For those of us with an insatiable passion for classic autos, there usually comes a time in every man or woman’s life when we have to decide if a car-related investment is economically rational. Are we purchasing a car with the slightest hope of recovering or expanding our investment, or is this just some cockamamie scheme to relive the glory days. Fortunately though, not all classic car purchases have to end in total financial ruin. In some rare cases, we may actually stand to make a buck or two.
Case in point: just fifteen years ago, classic trucks – say from the 1940s or 1950s – were a really tough sell. Owners received a mere fraction of the value found in today’s market for vintage trucks. Along the same line of reasoning, other neglected gems are out there waiting to be bought, appreciated and sold when the timing’s right. For the original Jeep Cherokee XJ, the timing is now.
Back in April of 2009, Robert Cumberford from Automobile Magazine noted: “Great designs never grow old, a truth no better confirmed than by designer Dick Teague’s masterpiece, the Jeep Cherokee. Possibly the best SUV shape of all time, it is the paradigmatic model to which other designers have since aspired. Its face unmistakably says Jeep, even in the slightly overwrought face-lifts that appeared during its seventeen-year production life. The simplicity and directness of its boxy lines are perfect for what the car was-and is, as tens of thousands are still on the road-and the practicality of the shape is self-evident. Today’s ubiquitous tall 4×4 station wagons all owe their existence to the Cherokee and its resounding commercial success.”
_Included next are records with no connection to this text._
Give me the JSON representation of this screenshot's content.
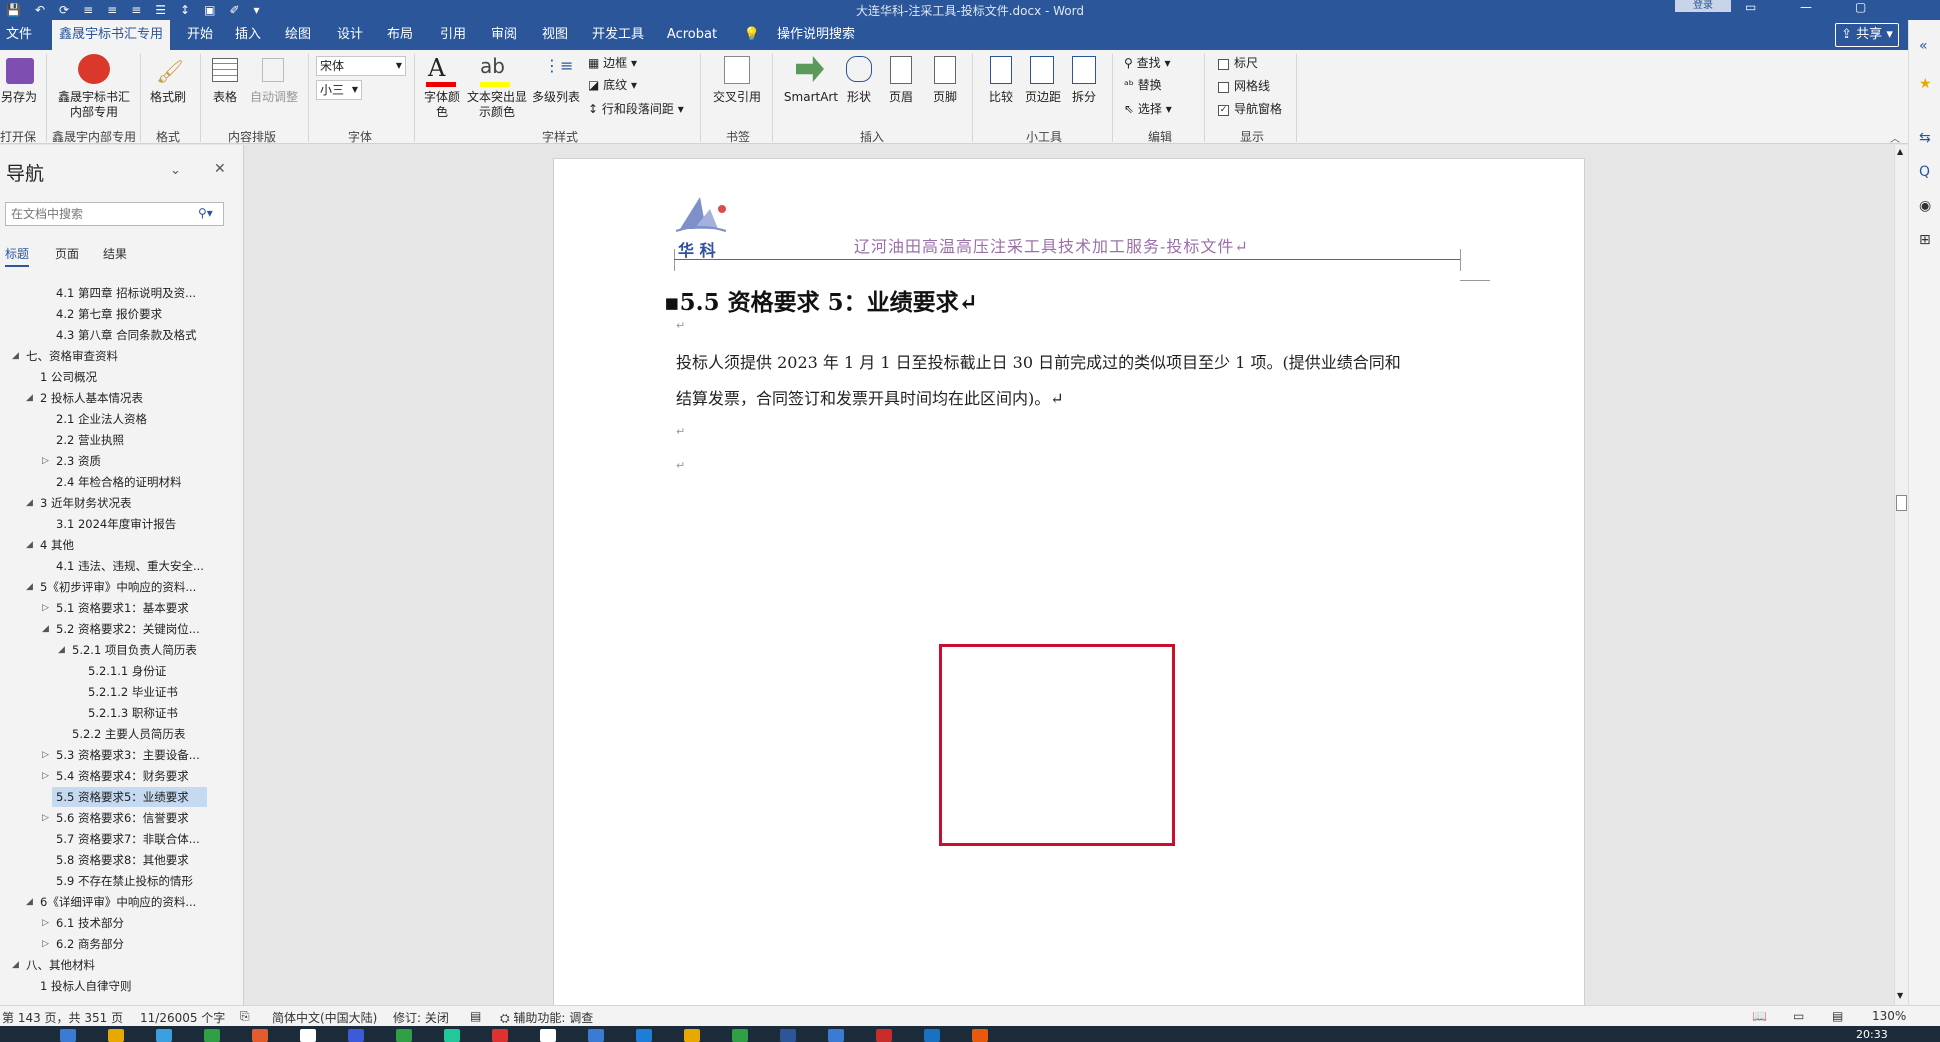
{
  "window": {
    "title": "大连华科-注采工具-投标文件.docx  -  Word",
    "login_label": "登录",
    "share_label": "共享"
  },
  "tabs": [
    "文件",
    "鑫晟宇标书汇专用",
    "开始",
    "插入",
    "绘图",
    "设计",
    "布局",
    "引用",
    "审阅",
    "视图",
    "开发工具",
    "Acrobat",
    "操作说明搜索"
  ],
  "ribbon": {
    "save_as": "另存为",
    "open_save": "打开保存",
    "xsy_button": "鑫晟宇标书汇内部专用",
    "xsy_group": "鑫晟宇内部专用",
    "format_painter": "格式刷",
    "format_group": "格式",
    "table": "表格",
    "auto_adjust": "自动调整",
    "content_group": "内容排版",
    "font_name": "宋体",
    "font_size": "小三",
    "font_group": "字体",
    "font_color": "字体颜色",
    "highlight": "文本突出显示颜色",
    "multilevel": "多级列表",
    "border": "边框",
    "shading": "底纹",
    "line_spacing": "行和段落间距",
    "style_group": "字样式",
    "cross_ref": "交叉引用",
    "bookmark_group": "书签",
    "smartart": "SmartArt",
    "shapes": "形状",
    "header": "页眉",
    "footer": "页脚",
    "insert_group": "插入",
    "compare": "比较",
    "margins": "页边距",
    "split": "拆分",
    "tools_group": "小工具",
    "find": "查找",
    "replace": "替换",
    "select": "选择",
    "edit_group": "编辑",
    "ruler": "标尺",
    "gridlines": "网格线",
    "nav_pane": "导航窗格",
    "show_group": "显示"
  },
  "nav": {
    "title": "导航",
    "search_placeholder": "在文档中搜索",
    "tabs": [
      "标题",
      "页面",
      "结果"
    ],
    "items": [
      {
        "text": "4.1 第四章  招标说明及资...",
        "level": 2,
        "tri": ""
      },
      {
        "text": "4.2 第七章  报价要求",
        "level": 2,
        "tri": ""
      },
      {
        "text": "4.3 第八章  合同条款及格式",
        "level": 2,
        "tri": ""
      },
      {
        "text": "七、资格审查资料",
        "level": 0,
        "tri": "◢"
      },
      {
        "text": "1 公司概况",
        "level": 1,
        "tri": ""
      },
      {
        "text": "2 投标人基本情况表",
        "level": 1,
        "tri": "◢"
      },
      {
        "text": "2.1 企业法人资格",
        "level": 2,
        "tri": ""
      },
      {
        "text": "2.2 营业执照",
        "level": 2,
        "tri": ""
      },
      {
        "text": "2.3 资质",
        "level": 2,
        "tri": "▷"
      },
      {
        "text": "2.4 年检合格的证明材料",
        "level": 2,
        "tri": ""
      },
      {
        "text": "3 近年财务状况表",
        "level": 1,
        "tri": "◢"
      },
      {
        "text": "3.1 2024年度审计报告",
        "level": 2,
        "tri": ""
      },
      {
        "text": "4 其他",
        "level": 1,
        "tri": "◢"
      },
      {
        "text": "4.1 违法、违规、重大安全...",
        "level": 2,
        "tri": ""
      },
      {
        "text": "5《初步评审》中响应的资料...",
        "level": 1,
        "tri": "◢"
      },
      {
        "text": "5.1 资格要求1：基本要求",
        "level": 2,
        "tri": "▷"
      },
      {
        "text": "5.2 资格要求2：关键岗位...",
        "level": 2,
        "tri": "◢"
      },
      {
        "text": "5.2.1 项目负责人简历表",
        "level": 3,
        "tri": "◢"
      },
      {
        "text": "5.2.1.1 身份证",
        "level": 4,
        "tri": ""
      },
      {
        "text": "5.2.1.2 毕业证书",
        "level": 4,
        "tri": ""
      },
      {
        "text": "5.2.1.3 职称证书",
        "level": 4,
        "tri": ""
      },
      {
        "text": "5.2.2 主要人员简历表",
        "level": 3,
        "tri": ""
      },
      {
        "text": "5.3 资格要求3：主要设备...",
        "level": 2,
        "tri": "▷"
      },
      {
        "text": "5.4 资格要求4：财务要求",
        "level": 2,
        "tri": "▷"
      },
      {
        "text": "5.5 资格要求5：业绩要求",
        "level": 2,
        "tri": "",
        "selected": true
      },
      {
        "text": "5.6 资格要求6：信誉要求",
        "level": 2,
        "tri": "▷"
      },
      {
        "text": "5.7 资格要求7：非联合体...",
        "level": 2,
        "tri": ""
      },
      {
        "text": "5.8 资格要求8：其他要求",
        "level": 2,
        "tri": ""
      },
      {
        "text": "5.9 不存在禁止投标的情形",
        "level": 2,
        "tri": ""
      },
      {
        "text": "6《详细评审》中响应的资料...",
        "level": 1,
        "tri": "◢"
      },
      {
        "text": "6.1 技术部分",
        "level": 2,
        "tri": "▷"
      },
      {
        "text": "6.2 商务部分",
        "level": 2,
        "tri": "▷"
      },
      {
        "text": "八、其他材料",
        "level": 0,
        "tri": "◢"
      },
      {
        "text": "1 投标人自律守则",
        "level": 1,
        "tri": ""
      }
    ]
  },
  "document": {
    "logo_text": "华 科",
    "header_text": "辽河油田高温高压注采工具技术加工服务-投标文件↵",
    "heading": "5.5 资格要求 5：业绩要求↵",
    "para_line1": "投标人须提供 2023 年 1 月 1 日至投标截止日 30 日前完成过的类似项目至少 1 项。(提供业绩合同和",
    "para_line2": "结算发票，合同签订和发票开具时间均在此区间内)。↵",
    "para_mark": "↵",
    "red_box_color": "#c8102e"
  },
  "status": {
    "page": "第 143 页，共 351 页",
    "words": "11/26005 个字",
    "language": "简体中文(中国大陆)",
    "track": "修订: 关闭",
    "accessibility": "辅助功能: 调查",
    "zoom": "130%"
  },
  "taskbar": {
    "clock": "20:33"
  },
  "colors": {
    "accent": "#2b579a",
    "header_purple": "#9b6fa8"
  }
}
Believe it or not, the Cherokee is even more significant today – especially from an economic perspective. The XJ was a unibody compact SUV, as opposed to a body-on-frame chassis, with front and rear solid axles. Combined with the vehicle’s macho looks, this was an SUV that could be both surprisingly fuel efficient and capable off road. When the XJ was produced from 1984 to 2001, car makers worldwide attempted to imitate Jeep’s tremendous success. But, today, the Cherokee is an undervalued asset.
Buyers can find a good quality, fairly low mileage 4×4 Cherokee for a few thousand dollars. And to sweeten the pot, many auto investors think the best time to buy future classics is at the 10-20 year mark – making the Cherokee ripe for the picking. Let’s not forget the 800+ movies which feature XJs in action, creating an iconic culture among media consumers.
But buyer beware, there are many Jeep Cherokees on the road. So, certain criteria should be considered before choosing an XJ for investment. First, find a clean, low mileage example which has plenty of road life ahead of it. Second, the Cherokee came in several different special editions, of which the Country and Classic models remain desirable. And finally, find a 4.0-liter straight six or diesel engine for the best return on investment.
Oh, and don’t forget to have some wholesome adventuring fun too. This is a Jeep Cherokee, after all.